Three geographical divisions have been created for the UK, North America and Europe. Chief executive Sir Peter Mason has appointed chief operating officers for each arm.
The restructure is part of the firm’s preparations for the takeover of French firm Spie, expected this year.
Analysts say the restructuring will cost £5-10m in redundancy payments. Amec says expected savings will more than cover this. The group said it was too early to say how many jobs would be lost.
Amec’s international business has grown rapidly since 2000 when the group bought Canadian engineering design group Agra and a 42% stake in Spie, an electrical services firm.
About 53% of Amec’s £5bn turnover in 2001/02 will be overseas. This is likely to grow to 62% in 2002/03, when Amec is widely expected to exercise its option to buy the remainder of Spie.

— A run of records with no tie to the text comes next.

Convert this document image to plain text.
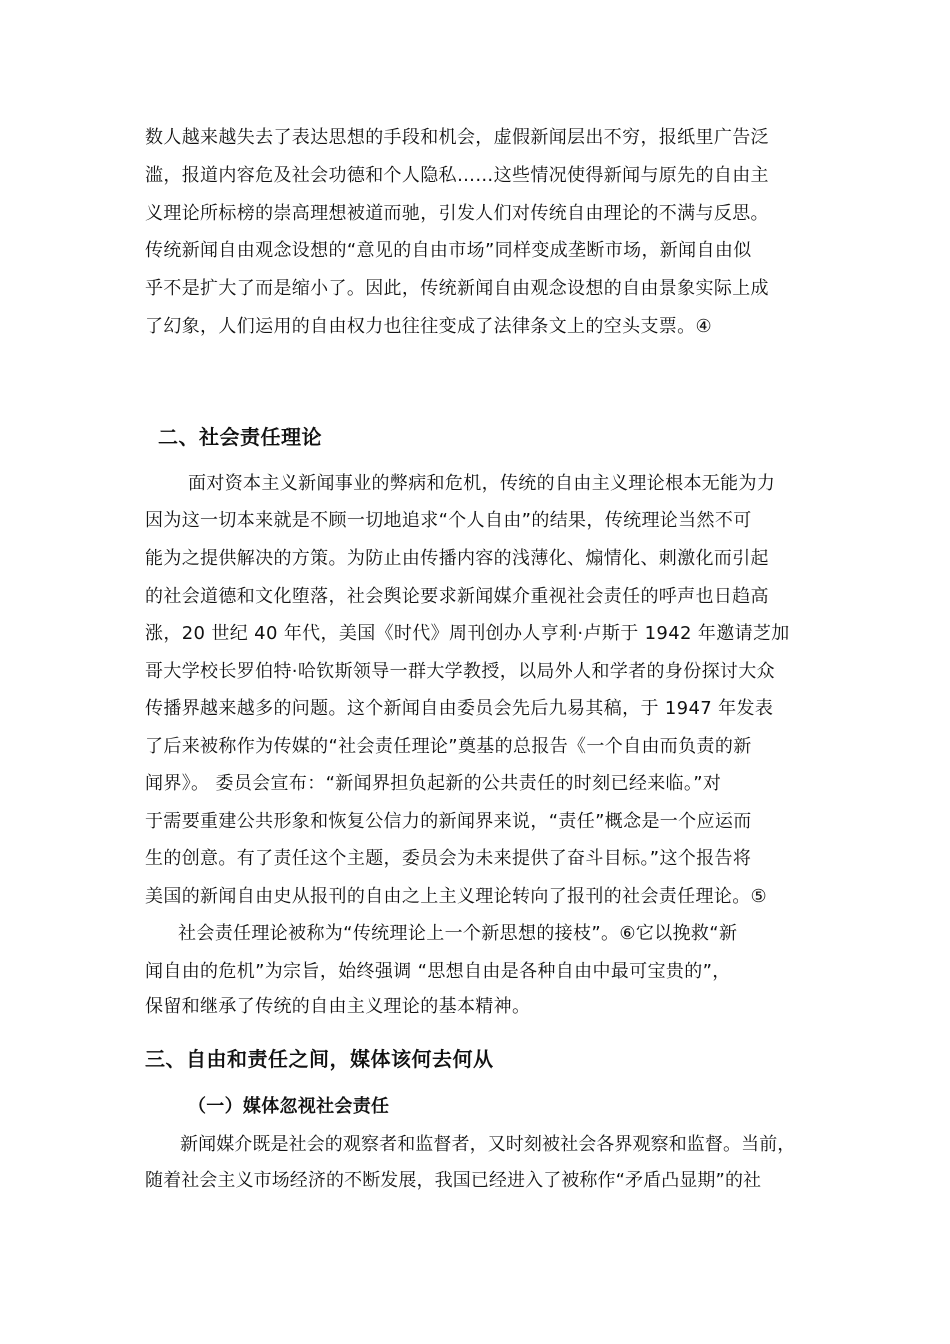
数人越来越失去了表达思想的手段和机会，虚假新闻层出不穷，报纸里广告泛
滥，报道内容危及社会功德和个人隐私……这些情况使得新闻与原先的自由主
义理论所标榜的崇高理想被道而驰，引发人们对传统自由理论的不满与反思。
传统新闻自由观念设想的“意见的自由市场”同样变成垄断市场，新闻自由似
乎不是扩大了而是缩小了。因此，传统新闻自由观念设想的自由景象实际上成
了幻象，人们运用的自由权力也往往变成了法律条文上的空头支票。④
二、社会责任理论
面对资本主义新闻事业的弊病和危机，传统的自由主义理论根本无能为力
因为这一切本来就是不顾一切地追求“个人自由”的结果，传统理论当然不可
能为之提供解决的方策。为防止由传播内容的浅薄化、煽情化、刺激化而引起
的社会道德和文化堕落，社会舆论要求新闻媒介重视社会责任的呼声也日趋高
涨，20 世纪 40 年代，美国《时代》周刊创办人亨利·卢斯于 1942 年邀请芝加
哥大学校长罗伯特·哈钦斯领导一群大学教授，以局外人和学者的身份探讨大众
传播界越来越多的问题。这个新闻自由委员会先后九易其稿，于 1947 年发表
了后来被称作为传媒的“社会责任理论”奠基的总报告《一个自由而负责的新
闻界》。 委员会宣布：“新闻界担负起新的公共责任的时刻已经来临。”对
于需要重建公共形象和恢复公信力的新闻界来说，“责任”概念是一个应运而
生的创意。有了责任这个主题，委员会为未来提供了奋斗目标。”这个报告将
美国的新闻自由史从报刊的自由之上主义理论转向了报刊的社会责任理论。⑤
社会责任理论被称为“传统理论上一个新思想的接枝”。⑥它以挽救“新
闻自由的危机”为宗旨，始终强调 “思想自由是各种自由中最可宝贵的”，
保留和继承了传统的自由主义理论的基本精神。
三、自由和责任之间，媒体该何去何从
（一）媒体忽视社会责任
新闻媒介既是社会的观察者和监督者，又时刻被社会各界观察和监督。当前，
随着社会主义市场经济的不断发展，我国已经进入了被称作“矛盾凸显期”的社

Duncan Guy, Amec’s strategy director, said the restructuring would cut costs by removing layers of management that had been duplicated as the group expanded.
He said: “Over the last 18 months Amec has become an international business. This move will reduce the cost base and redirect spending to make sure we get value for money.”
Guy added that Spie would not slot fully into the European division until it was acquired. The three chief operating officers are David Robson (UK), Peter Janson (North America) and Spie chief executive Jean Monville (Europe). They join John Early who handles Amec’s investments division. All four men are Amec main board directors and will report to Mason. Robson will also oversee Amec’s operations in Asia and Australasia.
Analysts have welcomed the restructuring. John Carnegie, of analyst Schroder Salomon Smith Barney, said: “They have one too many management layers in the UK and North America so this will cut overhead. There’s a lot of trust in Peter Mason to do the right thing.”